Seminar:  DGA-based Botnets: Discovery, Classification, and Tracking

Date:February 25, 2013 
Talk Title:DGA-based Botnets: Discovery, Classification, and Tracking
Speaker:Robert Perdisci, Assistant Professor at the University of Georgia
Time & Location:12:00pm - 1:00pm
CIC Building, Pittsburgh


Lightweight network-based malware detection systems are often based on static domain name blacklists. Because such systems have seen a good level of success in the recent past, malware authors have begun employing domain generation algorithms (DGAs) to dynamically produce large numbers of pseudo-random command and control (C&C) domains, of which only a small subset is actually registered and successfully resolves to the current C&C servers. Furthermore, these pseudo-random C&C domains are active for only short periods of time, thus rendering detection approaches that rely on static domain blacklists ineffective. Clearly, if we knew how a DGA works we could generate all domains ahead of time and still identify and block the malware C&C traffic. However, this usually requires reverse engineering the malware executables, which is not always feasible.

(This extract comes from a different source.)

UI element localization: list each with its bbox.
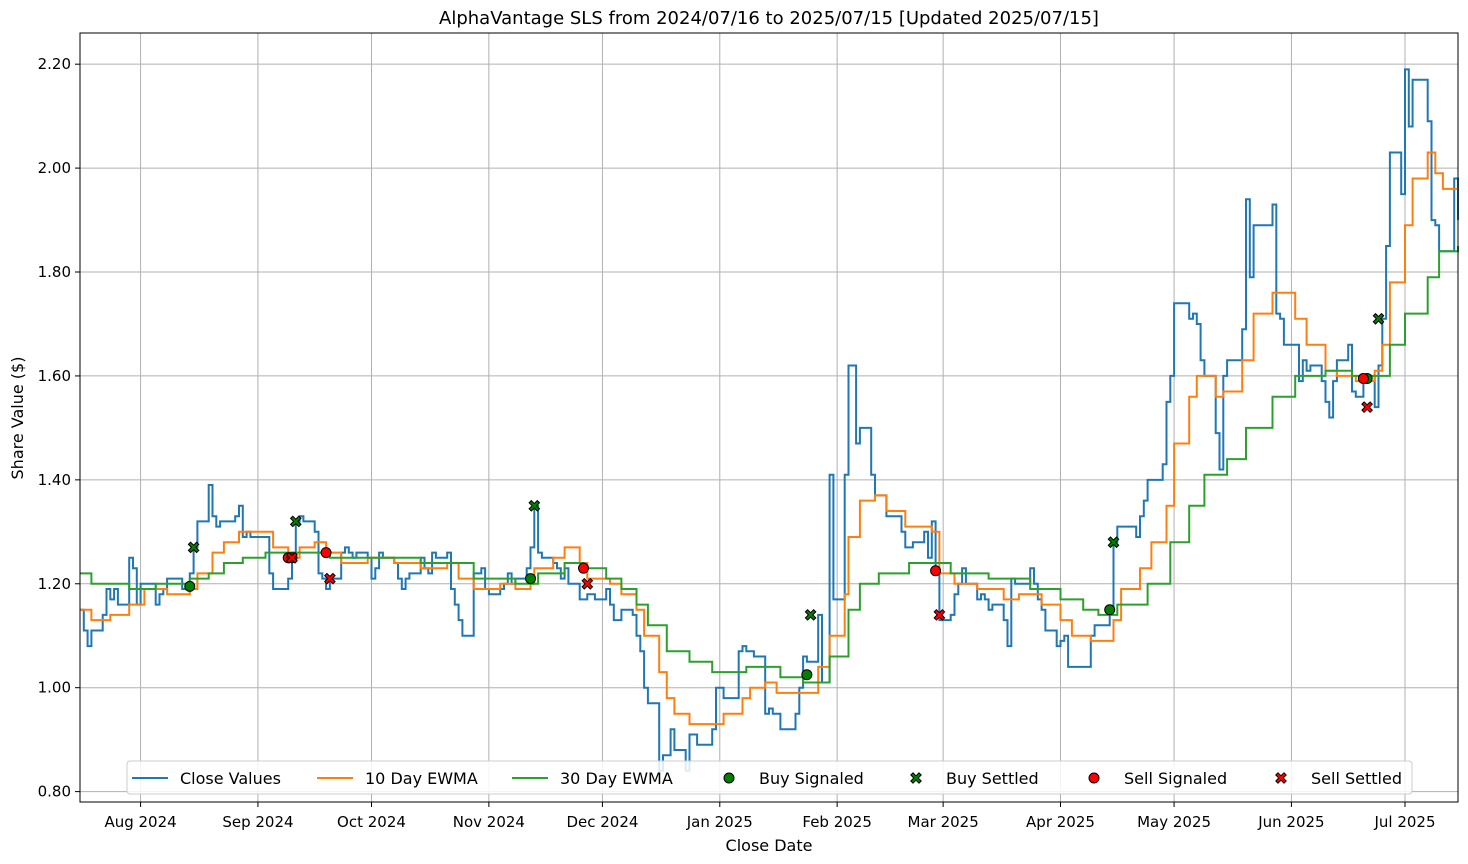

This talk presents a novel system capable of detecting pseudo-random domains generated by DGA-based malware without reversing. A key observation is that most DGA-generated domains that a malware queries are not actually registered and would therefore result in "non-existent domain" responses (NXDs). Our approach uses a combination of clustering and classification algorithms. The clustering algorithm groups NXDs based on the similarity in the domain name strings as well as similarities in the groups of machines that queried them. This allows us to discover sets of NXDs generated by previously unknown DGA-based malware. The classification algorithm is used to label NXDs related to previously identified DGAs, and to enable the detection of active DGA-generated C&C domains. We have implemented a prototype system and evaluated it on real-world DNS traffic obtained from large ISPs hosting millions of machines. Over a period of about fifteen months, our system was able to discover several previously unknown DGA-based malware and allowed us to detect and classify DGA-generated C&C domains with high accuracy.

Speaker Bio

Roberto Perdisci is an Assistant Professor in the Computer Science department at the University of Georgia, an Adjunct Assistant Professor in the Georgia Tech School of Computer Science, and a faculty member of the UGA Institute for Artificial Intelligence. Before joining UGA he was Post-Doctoral Fellow at the College of Computing of the Georgia Institute of Technology, and Principal Scientist at Damballa, Inc., a network security company based in Atlanta, GA. 

Dr. Perdisci is a recipient of the 2012 NSF CAREER Award. His research interests are in Computer and Network Security, and in Machine Learning/Data Mining techniques for efficient analysis and modeling of large datasets. In particular, he has been focusing on modeling and detecting Botnets based on their network behavior.